Argyle ISD 2014-2015

Fourth Grade Mathematics Curriculum Guide

Second Quarter (October 20- December 19) This guide provides a timeline and suggested resources for teaching the fourth grade TEKS. It is expected that a minimum of 90 minutes a day be hands-on/minds-on active investigation that utilize the tools and resources available to you.
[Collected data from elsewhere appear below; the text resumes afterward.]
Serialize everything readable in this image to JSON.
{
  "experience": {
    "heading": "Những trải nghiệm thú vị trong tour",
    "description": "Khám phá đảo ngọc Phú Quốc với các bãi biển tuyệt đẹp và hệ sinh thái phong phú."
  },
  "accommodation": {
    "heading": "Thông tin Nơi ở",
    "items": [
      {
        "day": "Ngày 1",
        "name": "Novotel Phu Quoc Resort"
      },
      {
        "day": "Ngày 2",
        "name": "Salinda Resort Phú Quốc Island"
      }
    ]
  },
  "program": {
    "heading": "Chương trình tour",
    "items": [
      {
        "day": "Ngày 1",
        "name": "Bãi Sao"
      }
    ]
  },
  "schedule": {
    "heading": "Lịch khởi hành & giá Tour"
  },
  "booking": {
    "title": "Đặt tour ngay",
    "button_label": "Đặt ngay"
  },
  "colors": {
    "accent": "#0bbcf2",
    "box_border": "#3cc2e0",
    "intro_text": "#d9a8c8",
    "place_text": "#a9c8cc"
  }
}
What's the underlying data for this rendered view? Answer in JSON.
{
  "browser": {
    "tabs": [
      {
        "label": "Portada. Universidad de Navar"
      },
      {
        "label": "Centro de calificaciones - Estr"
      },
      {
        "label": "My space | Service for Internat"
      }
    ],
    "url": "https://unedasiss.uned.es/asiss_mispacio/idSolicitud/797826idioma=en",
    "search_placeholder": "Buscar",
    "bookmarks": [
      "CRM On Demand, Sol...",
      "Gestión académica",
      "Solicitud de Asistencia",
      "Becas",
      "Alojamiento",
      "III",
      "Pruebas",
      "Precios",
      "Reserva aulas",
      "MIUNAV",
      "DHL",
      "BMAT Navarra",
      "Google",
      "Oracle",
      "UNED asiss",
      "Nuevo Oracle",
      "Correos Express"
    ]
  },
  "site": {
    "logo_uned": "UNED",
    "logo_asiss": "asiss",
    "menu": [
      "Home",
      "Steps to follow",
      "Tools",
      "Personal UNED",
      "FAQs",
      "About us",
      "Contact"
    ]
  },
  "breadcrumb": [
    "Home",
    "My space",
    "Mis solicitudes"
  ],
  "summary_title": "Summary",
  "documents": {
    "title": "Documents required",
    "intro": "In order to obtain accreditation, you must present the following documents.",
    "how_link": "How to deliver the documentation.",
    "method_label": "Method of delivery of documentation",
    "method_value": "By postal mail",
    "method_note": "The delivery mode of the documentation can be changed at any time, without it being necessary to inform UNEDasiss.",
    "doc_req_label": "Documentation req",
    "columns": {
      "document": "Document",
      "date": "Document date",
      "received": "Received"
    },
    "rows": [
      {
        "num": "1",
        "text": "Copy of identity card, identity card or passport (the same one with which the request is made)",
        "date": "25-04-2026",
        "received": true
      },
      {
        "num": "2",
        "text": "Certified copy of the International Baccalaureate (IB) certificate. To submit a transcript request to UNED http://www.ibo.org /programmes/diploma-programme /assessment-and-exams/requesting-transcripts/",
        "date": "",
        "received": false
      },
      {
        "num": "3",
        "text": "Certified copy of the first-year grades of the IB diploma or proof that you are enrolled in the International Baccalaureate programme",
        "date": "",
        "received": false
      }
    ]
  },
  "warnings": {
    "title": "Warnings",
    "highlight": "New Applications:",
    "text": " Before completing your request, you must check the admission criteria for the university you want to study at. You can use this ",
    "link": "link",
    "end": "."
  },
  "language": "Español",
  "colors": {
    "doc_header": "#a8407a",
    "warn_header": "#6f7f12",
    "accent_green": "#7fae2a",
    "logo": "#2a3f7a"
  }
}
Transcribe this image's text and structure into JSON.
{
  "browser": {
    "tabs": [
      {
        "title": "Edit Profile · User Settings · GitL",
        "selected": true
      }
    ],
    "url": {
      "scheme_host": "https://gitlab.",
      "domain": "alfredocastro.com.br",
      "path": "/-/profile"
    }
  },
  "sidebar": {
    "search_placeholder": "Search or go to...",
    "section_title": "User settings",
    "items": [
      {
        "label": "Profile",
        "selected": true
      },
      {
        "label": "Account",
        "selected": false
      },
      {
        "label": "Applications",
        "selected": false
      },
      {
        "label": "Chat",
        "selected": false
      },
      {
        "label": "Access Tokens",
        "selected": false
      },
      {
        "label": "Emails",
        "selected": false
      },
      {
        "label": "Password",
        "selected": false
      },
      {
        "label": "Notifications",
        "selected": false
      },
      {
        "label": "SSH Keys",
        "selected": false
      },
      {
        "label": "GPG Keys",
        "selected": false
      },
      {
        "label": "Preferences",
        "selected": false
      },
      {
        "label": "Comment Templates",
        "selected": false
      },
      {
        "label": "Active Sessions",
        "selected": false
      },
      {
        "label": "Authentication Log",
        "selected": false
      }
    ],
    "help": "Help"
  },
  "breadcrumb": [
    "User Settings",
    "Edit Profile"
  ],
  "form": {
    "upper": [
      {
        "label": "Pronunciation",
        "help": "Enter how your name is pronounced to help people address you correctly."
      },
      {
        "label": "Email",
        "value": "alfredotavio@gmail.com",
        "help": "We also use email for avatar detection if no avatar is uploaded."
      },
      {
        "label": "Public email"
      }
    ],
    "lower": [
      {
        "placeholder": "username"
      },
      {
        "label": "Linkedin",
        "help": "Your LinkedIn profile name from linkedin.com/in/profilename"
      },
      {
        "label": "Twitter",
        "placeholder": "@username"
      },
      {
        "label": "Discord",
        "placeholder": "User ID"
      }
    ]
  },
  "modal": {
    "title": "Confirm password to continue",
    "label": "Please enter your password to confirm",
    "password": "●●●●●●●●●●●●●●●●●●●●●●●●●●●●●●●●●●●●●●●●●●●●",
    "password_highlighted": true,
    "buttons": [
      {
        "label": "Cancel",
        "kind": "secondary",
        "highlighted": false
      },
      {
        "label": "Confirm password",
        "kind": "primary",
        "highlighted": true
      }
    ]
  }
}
TEKS Mathematical Process skills will be integrated throughout all units and concepts

Integrated in ALL Concepts

4.1 The student uses mathematical processes to acquire and demonstrate mathematical understanding. The student is expected to: 4.1A apply mathematics to problems arising in everyday life, society, and the workplace 4.1B use a problem-solving model that incorporates analyzing given information, formulating a plan or strategy, determining a solution, justifying the solution, and evaluating the problem-solving process and the reasonableness of the solution 4.1C select tools, including real objects, manipulatives, paper/pencil, and technology as appropriate techniques, including mental math, estimation and number sense, as appropriate to solve problems. 4.1D communicate mathematical ideas, reasoning, and their implications using multiple representations, including symbols, diagrams, graphs, and language as appropriate 4.1E create and use representations to organize, record and communicate mathematical ideas 4.1F analyze mathematical relationships to connect and communicate mathematical ideas 4.1G display, explain and justify mathematical ideas and arguments using precise mathematical language in written or oral communications

Unit 1 – Numbers & Operations

TEKS/Student Expectations

4.2B- represent the value of the digit in whole numbers through 1,000,000,000 and decimals to the hundredths using expanded notation and numerals 4.2E- represent decimals, including tenths and hundredths, using concrete and visual models and money 4.2F- compare and order decimals using concrete and visual models to hundredths 4.2G- relate decimals to fractions that name tenths and hundredths 4.2H- determine the corresponding decimal to the tenths or hundredths place of a specified point on a number line 4.3A- represent a fraction a/b as a sum of fractions 1/b, where a and b are whole numbers and b>0, including when a>b 4.3B decompose a fraction in more than one way into a sum of fractions with the same denominator using concrete and pictorial models and recordings results with symbolic representations. 4.3C -determine if two given fractions are equivalent using a variety of methods 4.3D -compare two fractions with different numerators and different denominators and represent the comparison using the symbols >, = or < 4.3E- represent and solve addition and subtraction of fractions with equal denominators using objects and pictorial models that build to the number line and properties operations 4.3F- evaluate the reasonableness of sums and differences of fractions using benchmark fractions 0. ¼, ½, ¾, and 1. Referring to the same whole 4.3G- represent fractions and decimals to the tenth or hundredths as distances from zero on a number line

TEKS Clarifications

● Students should have flexibility with the different number forms. Traditional expanded

form is 285=200+80+5. Written form or number name is two hundred eighty-five.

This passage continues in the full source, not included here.